While deciding the issue regarding the use of the mark ‘Active’, the court opined that:-

“The respective trademarks CASTROL of the Plaintiff and LUMAX of the Defendant are completely different. ‘ACTIVE’ is a common dictionary word. One of its definitions is ‘Moving or tending to move about vigorously or frequently’. The product in respect of which it is used by both the plaintiff and the defendants is lubrication oil. The purpose of a lubricant is to reduce friction and consequent generation of heat at the time running of the motor. No one can claim a monopoly on the word ACTIVE per se.”

However, on comparing the containers of both the products, the court came to the conclusion that the colour scheme, design, style and the container in itself were deceptively similar to that of the plaintiff. As per the court, the trademark of the defendants and their trade dress were adopted to infringe the mark of the plaintiff and to take undue advantage of the popularity and trust enjoyed by them.

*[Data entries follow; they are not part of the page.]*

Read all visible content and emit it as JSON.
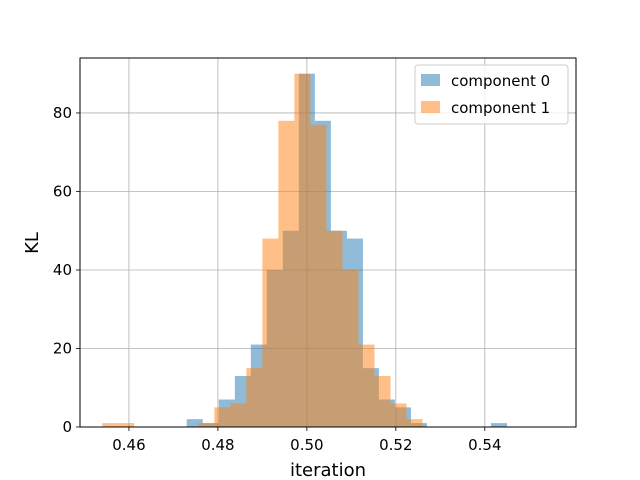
{
  "chart_data": {
    "type": "histogram",
    "xlabel": "iteration",
    "ylabel": "KL",
    "xlim": [
      0.449,
      0.5605
    ],
    "ylim": [
      0,
      94
    ],
    "x_ticks": [
      0.46,
      0.48,
      0.5,
      0.52,
      0.54
    ],
    "x_tick_labels": [
      "0.46",
      "0.48",
      "0.50",
      "0.52",
      "0.54"
    ],
    "y_ticks": [
      0,
      20,
      40,
      60,
      80
    ],
    "y_tick_labels": [
      "0",
      "20",
      "40",
      "60",
      "80"
    ],
    "grid": true,
    "legend_position": "top-right",
    "series": [
      {
        "name": "component 0",
        "color": "#1f77b4",
        "alpha": 0.5,
        "bins": [
          {
            "x0": 0.473,
            "x1": 0.4766,
            "value": 2
          },
          {
            "x0": 0.4766,
            "x1": 0.4802,
            "value": 1
          },
          {
            "x0": 0.4802,
            "x1": 0.4838,
            "value": 7
          },
          {
            "x0": 0.4838,
            "x1": 0.4874,
            "value": 13
          },
          {
            "x0": 0.4874,
            "x1": 0.491,
            "value": 21
          },
          {
            "x0": 0.491,
            "x1": 0.4946,
            "value": 40
          },
          {
            "x0": 0.4946,
            "x1": 0.4982,
            "value": 50
          },
          {
            "x0": 0.4982,
            "x1": 0.5018,
            "value": 90
          },
          {
            "x0": 0.5018,
            "x1": 0.5054,
            "value": 78
          },
          {
            "x0": 0.5054,
            "x1": 0.509,
            "value": 50
          },
          {
            "x0": 0.509,
            "x1": 0.5126,
            "value": 48
          },
          {
            "x0": 0.5126,
            "x1": 0.5162,
            "value": 15
          },
          {
            "x0": 0.5162,
            "x1": 0.5198,
            "value": 7
          },
          {
            "x0": 0.5198,
            "x1": 0.5234,
            "value": 5
          },
          {
            "x0": 0.5234,
            "x1": 0.527,
            "value": 1
          },
          {
            "x0": 0.527,
            "x1": 0.5306,
            "value": 0
          },
          {
            "x0": 0.5306,
            "x1": 0.5342,
            "value": 0
          },
          {
            "x0": 0.5342,
            "x1": 0.5378,
            "value": 0
          },
          {
            "x0": 0.5378,
            "x1": 0.5414,
            "value": 0
          },
          {
            "x0": 0.5414,
            "x1": 0.545,
            "value": 1
          }
        ]
      },
      {
        "name": "component 1",
        "color": "#ff7f0e",
        "alpha": 0.5,
        "bins": [
          {
            "x0": 0.454,
            "x1": 0.4576,
            "value": 1
          },
          {
            "x0": 0.4576,
            "x1": 0.4612,
            "value": 1
          },
          {
            "x0": 0.4612,
            "x1": 0.4648,
            "value": 0
          },
          {
            "x0": 0.4648,
            "x1": 0.4684,
            "value": 0
          },
          {
            "x0": 0.4684,
            "x1": 0.472,
            "value": 0
          },
          {
            "x0": 0.472,
            "x1": 0.4756,
            "value": 0
          },
          {
            "x0": 0.4756,
            "x1": 0.4792,
            "value": 1
          },
          {
            "x0": 0.4792,
            "x1": 0.4828,
            "value": 5
          },
          {
            "x0": 0.4828,
            "x1": 0.4864,
            "value": 6
          },
          {
            "x0": 0.4864,
            "x1": 0.49,
            "value": 15
          },
          {
            "x0": 0.49,
            "x1": 0.4936,
            "value": 48
          },
          {
            "x0": 0.4936,
            "x1": 0.4972,
            "value": 78
          },
          {
            "x0": 0.4972,
            "x1": 0.5008,
            "value": 90
          },
          {
            "x0": 0.5008,
            "x1": 0.5044,
            "value": 77
          },
          {
            "x0": 0.5044,
            "x1": 0.508,
            "value": 50
          },
          {
            "x0": 0.508,
            "x1": 0.5116,
            "value": 40
          },
          {
            "x0": 0.5116,
            "x1": 0.5152,
            "value": 21
          },
          {
            "x0": 0.5152,
            "x1": 0.5188,
            "value": 13
          },
          {
            "x0": 0.5188,
            "x1": 0.5224,
            "value": 6
          },
          {
            "x0": 0.5224,
            "x1": 0.526,
            "value": 2
          }
        ]
      }
    ]
  }
}
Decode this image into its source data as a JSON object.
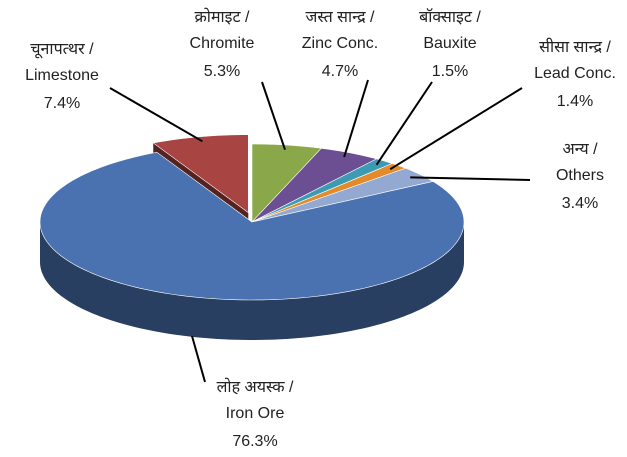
{
  "chart_data": {
    "type": "pie",
    "categories": [
      [
        "चूनापत्थर /",
        "Limestone"
      ],
      [
        "क्रोमाइट /",
        "Chromite"
      ],
      [
        "जस्त सान्द्र /",
        "Zinc Conc."
      ],
      [
        "बॉक्साइट /",
        "Bauxite"
      ],
      [
        "सीसा सान्द्र /",
        "Lead Conc."
      ],
      [
        "अन्य /",
        "Others"
      ],
      [
        "लोह अयस्क /",
        "Iron Ore"
      ]
    ],
    "values": [
      7.4,
      5.3,
      4.7,
      1.5,
      1.4,
      3.4,
      76.3
    ],
    "value_labels": [
      "7.4%",
      "5.3%",
      "4.7%",
      "1.5%",
      "1.4%",
      "3.4%",
      "76.3%"
    ],
    "colors": [
      "#a84442",
      "#8aa84a",
      "#6c4e92",
      "#3a9bb3",
      "#e38a2b",
      "#93a9d1",
      "#4a72b0"
    ]
  }
}
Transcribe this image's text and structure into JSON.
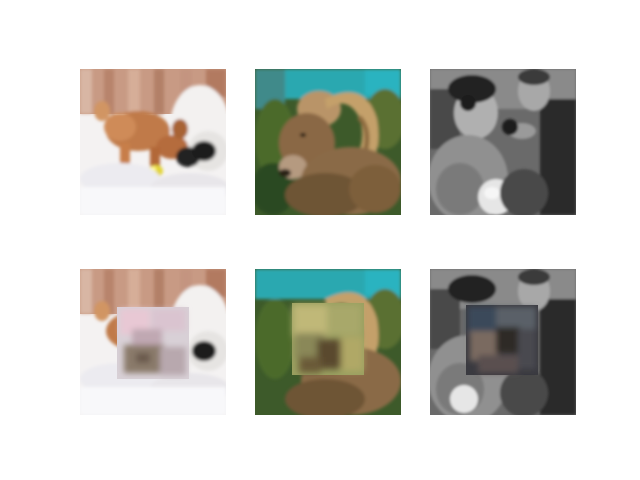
{
  "figure": {
    "layout": "2x3 image grid",
    "background": "#ffffff",
    "rows": [
      {
        "row": "original",
        "panels": [
          {
            "name": "panel-dog",
            "subject": "dog-in-snow-with-ball",
            "masked": false
          },
          {
            "name": "panel-ram",
            "subject": "bighorn-ram",
            "masked": false
          },
          {
            "name": "panel-couple",
            "subject": "grayscale-elderly-couple",
            "masked": false
          }
        ]
      },
      {
        "row": "masked",
        "panels": [
          {
            "name": "panel-dog-masked",
            "subject": "dog-in-snow-with-ball",
            "masked": true,
            "patch_palette": [
              "#e8c8d4",
              "#8a7a6a",
              "#d8d0d6"
            ]
          },
          {
            "name": "panel-ram-masked",
            "subject": "bighorn-ram",
            "masked": true,
            "patch_palette": [
              "#b8b070",
              "#5a4a2e",
              "#9aa060"
            ]
          },
          {
            "name": "panel-couple-masked",
            "subject": "grayscale-elderly-couple",
            "masked": true,
            "patch_palette": [
              "#3a4a5a",
              "#7a6a60",
              "#2e2a28"
            ]
          }
        ]
      }
    ]
  }
}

The court, in its judgement, noted that the defendants were not able to satisfactorily explain the reason for adopting the exact same trade dress and opined that the only plausible explanation was that the defendants intended to pass off their goods as that of plaintiffs.


This judgement is unique in many ways. The court expressed two distinct opinions, on the issue regarding the use trademark ‘Lumax Active’ the court in a way gave a benefit of doubt to the defendants. Their argument, that the plaintiff’s mark was a combination of two words, convinced the court. The learned Judge observed that no one can hold a monopoly on a common English word.

However, on comparing the containers it was proved beyond doubt that the only reason for adopting the mark ‘Lumax Active’ by the defendants was to fool the public and infringe the rights of the plaintiff.

In a way, this case was an open and shut case but the defendants tried to steer in other direction. However, blatant infringement by the defendants convinced the Judge to pass an order swiftly in favour of the plaintiff.